2008 marked many milestones: an historic presidential campaign and election, an economic meltdown, and the final game at old Yankee Stadium. Probably nothing Cornell’s Library Technical Services (LTS) staff do rises to quite the same importance as those events, but researchers and staff alike nevertheless had reason to record 2008 as particularly memorable in at least one sense. Why? Because in the spring of 2008, after many years of effort, the cataloging of CUL’s Harris collection was finally completed.
The Harris collection was named for George Harris, Cornell’s second librarian. Many of the Harris books were part of the great collections that comprised the early Cornell University Library, donated by Andrew Dickson White and other nineteenth-century scholarly benefactors such as Charles Anthon, Goldwin Smith, Jared Sparks, and Willard Fiske. Little-known nineteenth-century primary sources in European history, American history, classics, English literature, and linguistics are among its many treasures. The Raeto-Romanic titles (works in a small group of languages spoken in the Engadine region of Switzerland and parts of northern Italy) are particularly rare. Also included were a group of several dozen posters and broadsides documenting the 1871 Paris Commune, a collection of early pamphlets on the formation and development of American libraries, and a collection of photographs of antiquities and scenes of everyday life in late nineteenth-century Egypt.
But the collection’s singularity was not limited to its intellectual value. Created at a time when each successive university librarian would typically devise his or her own classification scheme, these books were classified according to a system set up by George Harris. The classification arranged titles numerically by subject and, within each subject, by author, title, or both. The unique contents and classification scheme meant that standard LC cards were not available (or not used); thus, many of the Harris catalog cards were handwritten. In the 1940s and 1950s, as CUL converted its holdings to the Library of Congress Classification system, Harris books were set aside. Indeed, for many years they were not even represented in the Library’s union card catalog, but only in a separate file.
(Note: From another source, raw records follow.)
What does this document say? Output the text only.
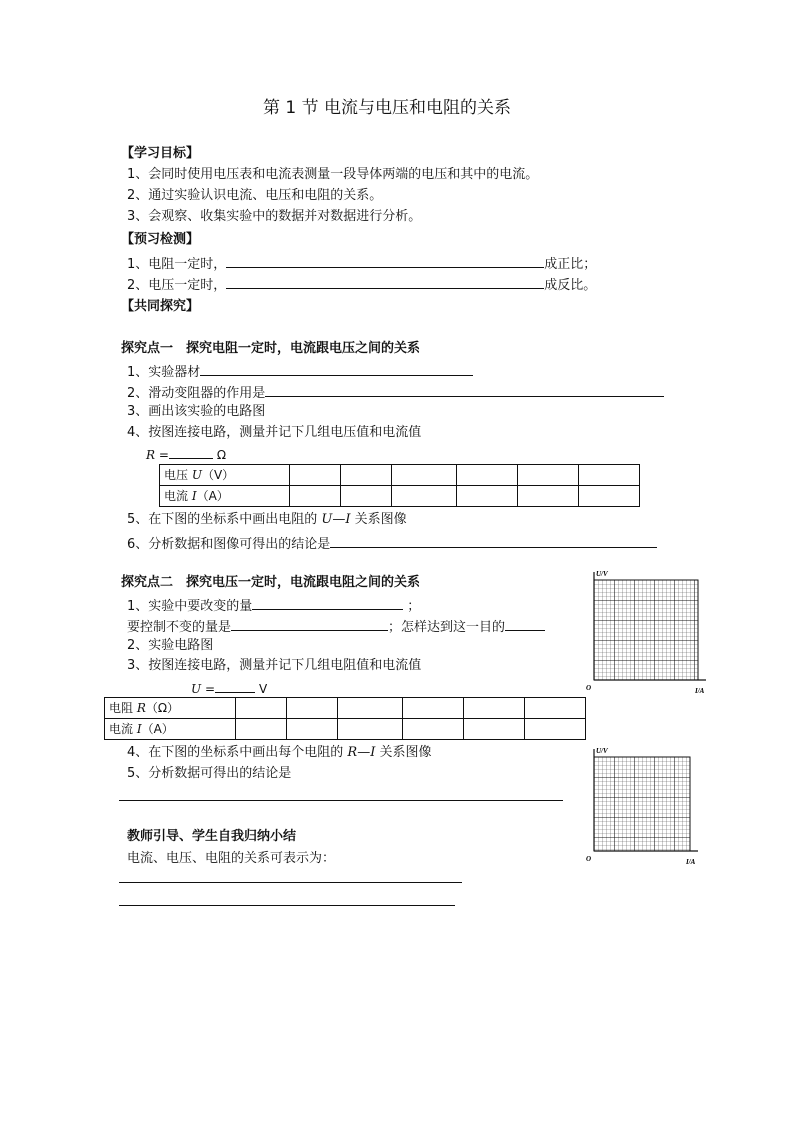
第 1 节 电流与电压和电阻的关系
【学习目标】
1、会同时使用电压表和电流表测量一段导体两端的电压和其中的电流。
2、通过实验认识电流、电压和电阻的关系。
3、会观察、收集实验中的数据并对数据进行分析。
【预习检测】
1、电阻一定时，	成正比；
2、电压一定时，	成反比。
【共同探究】
探究点一　探究电阻一定时，电流跟电压之间的关系
1、实验器材
2、滑动变阻器的作用是
3、画出该实验的电路图
4、按图连接电路，测量并记下几组电压值和电流值
R =	Ω
电压 U（V）						
电流 I（A）						
5、在下图的坐标系中画出电阻的 U—I 关系图像
6、分析数据和图像可得出的结论是
探究点二　探究电压一定时，电流跟电阻之间的关系
1、实验中要改变的量	；
要控制不变的量是	；怎样达到这一目的
2、实验电路图
3、按图连接电路，测量并记下几组电阻值和电流值
U =	V
电阻 R（Ω）						
电流 I（A）						
4、在下图的坐标系中画出每个电阻的 R—I 关系图像
5、分析数据可得出的结论是
教师引导、学生自我归纳小结
电流、电压、电阻的关系可表示为：
U/V
O	I/A
U/V
O	I/A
Although thousands of Harris books were eventually reclassified in LC, a core of books remained to be processed. They represented cataloging conundrums or were in unusual formats such as matted photographs. A sizeable number consisted of many unrelated titles bound together, a headache for catalogers and modern circulation systems alike.
We are grateful to Liz Muller for finally closing the book (as it were) on this seemingly endless project. But Liz was only the last of a cadre of CUL staff who have worked to bring these items under more-standard bibliographic control. The most recent push to clear the final vestiges of the Harris collection began a few years ago, when Marge Robinson put most of the remaining Rare Harris titles online. A few shelves of stubborn “problem books” remained and were finally cataloged by Cecilia Sercan and Roswitha Clark. Liz stepped in to complete one of the messiest parts of the project, the “bound-with” volumes. Congratulations to her and to all CUL staff, both past and present, who have helped bring awareness of these riches to the Cornell community and the world.